一个老人。一只老狗。一个无聊的老师太。
这狗真的很老了。甚至没办法看到它的眼睛,因为是闭着的,只是用鼻子在闻着挪动着,肥硕的身体,下腹的肉被皮毛拖着在荡在地面上。
老人也很老了。里外的内衣,衬衫,外套各自朝一个方向露出一角,外套敞着,衬衫纽扣上下错漏着扣。
老人用一根很细的杆子捅着地上一只废弃的香烟盒。盒子被脏,不知道被来来往往的人踩了多少脚,盒子变成折叠的薄皮。
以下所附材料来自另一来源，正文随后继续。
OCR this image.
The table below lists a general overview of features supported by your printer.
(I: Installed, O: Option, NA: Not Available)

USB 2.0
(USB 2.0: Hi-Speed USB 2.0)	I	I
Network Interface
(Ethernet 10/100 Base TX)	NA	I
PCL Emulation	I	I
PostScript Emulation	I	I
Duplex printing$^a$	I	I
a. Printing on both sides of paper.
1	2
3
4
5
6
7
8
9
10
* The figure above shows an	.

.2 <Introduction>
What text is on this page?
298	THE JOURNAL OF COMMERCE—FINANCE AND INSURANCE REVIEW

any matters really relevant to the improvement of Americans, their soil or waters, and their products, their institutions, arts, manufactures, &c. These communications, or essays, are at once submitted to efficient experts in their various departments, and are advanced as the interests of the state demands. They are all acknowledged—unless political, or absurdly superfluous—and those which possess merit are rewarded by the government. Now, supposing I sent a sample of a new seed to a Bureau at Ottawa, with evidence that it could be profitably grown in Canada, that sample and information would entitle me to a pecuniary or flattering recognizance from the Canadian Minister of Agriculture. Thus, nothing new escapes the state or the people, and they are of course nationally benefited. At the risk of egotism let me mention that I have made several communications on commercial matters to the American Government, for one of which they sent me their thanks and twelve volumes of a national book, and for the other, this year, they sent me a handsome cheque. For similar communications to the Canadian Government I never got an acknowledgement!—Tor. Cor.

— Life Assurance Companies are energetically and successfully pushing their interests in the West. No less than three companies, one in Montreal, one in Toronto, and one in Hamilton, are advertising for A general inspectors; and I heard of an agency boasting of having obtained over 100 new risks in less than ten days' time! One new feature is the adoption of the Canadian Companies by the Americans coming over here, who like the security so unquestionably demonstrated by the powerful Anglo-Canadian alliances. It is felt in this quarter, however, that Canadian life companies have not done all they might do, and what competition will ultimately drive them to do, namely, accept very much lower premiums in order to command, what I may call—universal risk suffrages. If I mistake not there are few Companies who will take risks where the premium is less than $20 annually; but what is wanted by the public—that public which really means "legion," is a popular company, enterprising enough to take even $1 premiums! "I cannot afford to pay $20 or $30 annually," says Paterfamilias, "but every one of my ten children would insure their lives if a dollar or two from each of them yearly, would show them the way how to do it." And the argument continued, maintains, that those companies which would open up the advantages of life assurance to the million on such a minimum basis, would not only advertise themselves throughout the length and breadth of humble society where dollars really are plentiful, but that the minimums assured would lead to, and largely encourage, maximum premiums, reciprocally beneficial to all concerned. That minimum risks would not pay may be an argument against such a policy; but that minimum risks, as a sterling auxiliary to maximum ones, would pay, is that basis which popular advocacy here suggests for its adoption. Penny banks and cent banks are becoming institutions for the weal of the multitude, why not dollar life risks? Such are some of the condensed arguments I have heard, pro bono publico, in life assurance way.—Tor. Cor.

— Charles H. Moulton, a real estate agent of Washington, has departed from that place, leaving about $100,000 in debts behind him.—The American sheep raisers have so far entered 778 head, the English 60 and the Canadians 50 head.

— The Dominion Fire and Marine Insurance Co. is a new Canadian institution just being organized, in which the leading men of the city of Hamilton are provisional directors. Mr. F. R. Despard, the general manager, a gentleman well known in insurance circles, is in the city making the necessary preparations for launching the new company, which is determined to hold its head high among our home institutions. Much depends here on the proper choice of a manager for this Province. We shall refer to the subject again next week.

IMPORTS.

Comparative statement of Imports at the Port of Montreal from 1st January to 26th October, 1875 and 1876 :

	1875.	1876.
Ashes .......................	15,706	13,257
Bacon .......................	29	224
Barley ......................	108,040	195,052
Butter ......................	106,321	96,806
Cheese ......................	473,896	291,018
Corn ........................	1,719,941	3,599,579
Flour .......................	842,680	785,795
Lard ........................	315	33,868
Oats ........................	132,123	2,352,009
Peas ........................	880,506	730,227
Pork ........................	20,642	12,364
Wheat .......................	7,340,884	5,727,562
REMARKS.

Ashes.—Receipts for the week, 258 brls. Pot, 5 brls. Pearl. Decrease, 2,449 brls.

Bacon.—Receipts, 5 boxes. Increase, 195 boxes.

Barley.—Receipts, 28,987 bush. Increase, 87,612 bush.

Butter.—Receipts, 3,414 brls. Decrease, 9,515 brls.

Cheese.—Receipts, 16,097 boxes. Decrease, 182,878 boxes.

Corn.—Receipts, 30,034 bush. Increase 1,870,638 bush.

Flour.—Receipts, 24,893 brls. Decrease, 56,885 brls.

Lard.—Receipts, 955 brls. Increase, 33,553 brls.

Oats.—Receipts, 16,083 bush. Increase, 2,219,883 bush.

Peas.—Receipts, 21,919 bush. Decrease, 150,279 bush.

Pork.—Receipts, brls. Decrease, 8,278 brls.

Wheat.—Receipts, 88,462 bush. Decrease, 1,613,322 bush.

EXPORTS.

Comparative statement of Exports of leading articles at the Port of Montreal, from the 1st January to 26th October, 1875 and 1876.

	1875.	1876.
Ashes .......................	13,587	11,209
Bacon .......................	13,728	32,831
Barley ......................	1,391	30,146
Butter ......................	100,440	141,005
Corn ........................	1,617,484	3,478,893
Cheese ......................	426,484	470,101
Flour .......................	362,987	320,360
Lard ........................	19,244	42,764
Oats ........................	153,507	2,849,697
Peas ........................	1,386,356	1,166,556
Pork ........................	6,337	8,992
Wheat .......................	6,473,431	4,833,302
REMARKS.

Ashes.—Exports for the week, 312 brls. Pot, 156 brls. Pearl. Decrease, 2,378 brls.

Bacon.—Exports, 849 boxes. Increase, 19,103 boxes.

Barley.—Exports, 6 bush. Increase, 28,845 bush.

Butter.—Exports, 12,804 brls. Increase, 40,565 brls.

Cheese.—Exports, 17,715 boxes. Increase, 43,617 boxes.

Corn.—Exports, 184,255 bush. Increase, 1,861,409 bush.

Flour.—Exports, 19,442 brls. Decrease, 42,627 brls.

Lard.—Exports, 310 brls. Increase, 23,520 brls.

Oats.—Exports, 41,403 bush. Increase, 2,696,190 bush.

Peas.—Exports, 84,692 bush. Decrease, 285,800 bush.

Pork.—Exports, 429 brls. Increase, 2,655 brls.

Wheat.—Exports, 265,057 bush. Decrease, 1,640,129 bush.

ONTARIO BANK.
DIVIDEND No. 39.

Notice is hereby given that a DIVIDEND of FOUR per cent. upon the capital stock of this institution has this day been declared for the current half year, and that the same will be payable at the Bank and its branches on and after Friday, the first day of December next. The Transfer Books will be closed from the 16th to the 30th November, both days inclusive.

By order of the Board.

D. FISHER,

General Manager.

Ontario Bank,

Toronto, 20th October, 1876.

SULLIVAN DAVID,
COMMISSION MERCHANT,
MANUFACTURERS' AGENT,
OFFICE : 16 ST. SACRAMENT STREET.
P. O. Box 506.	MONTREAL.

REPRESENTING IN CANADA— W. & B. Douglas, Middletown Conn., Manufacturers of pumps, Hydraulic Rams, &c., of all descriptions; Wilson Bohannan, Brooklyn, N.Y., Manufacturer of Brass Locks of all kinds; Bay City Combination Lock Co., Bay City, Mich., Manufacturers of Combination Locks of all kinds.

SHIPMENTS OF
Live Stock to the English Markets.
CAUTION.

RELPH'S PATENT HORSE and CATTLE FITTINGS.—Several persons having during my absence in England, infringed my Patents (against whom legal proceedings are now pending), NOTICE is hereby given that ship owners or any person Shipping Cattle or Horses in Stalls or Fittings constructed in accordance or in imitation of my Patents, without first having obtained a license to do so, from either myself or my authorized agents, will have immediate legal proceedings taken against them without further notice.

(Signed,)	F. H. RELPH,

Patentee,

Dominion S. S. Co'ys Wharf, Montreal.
杆子的任务就是要捅进薄皮之间。不知道老人为啥不弯腰去捡,这样瞬间可以结束。但他就是一直去捅,每捅一下,薄皮就配合的向前一下。
老狗停下脚步,转动着头用鼻子朝老人的方向闻,然后耐心的等待。不跑不跳不活泼不可爱。
几次失败后,老人把一只手背到身后,腰挺直些,提气般打足精神,杆子尖斜插45度,顺利把薄皮挑起,扔进垃圾桶。
一个老人,一只老狗,一个无聊的老师太。
寂寞不是量的减法,一如幸福不是数的叠加。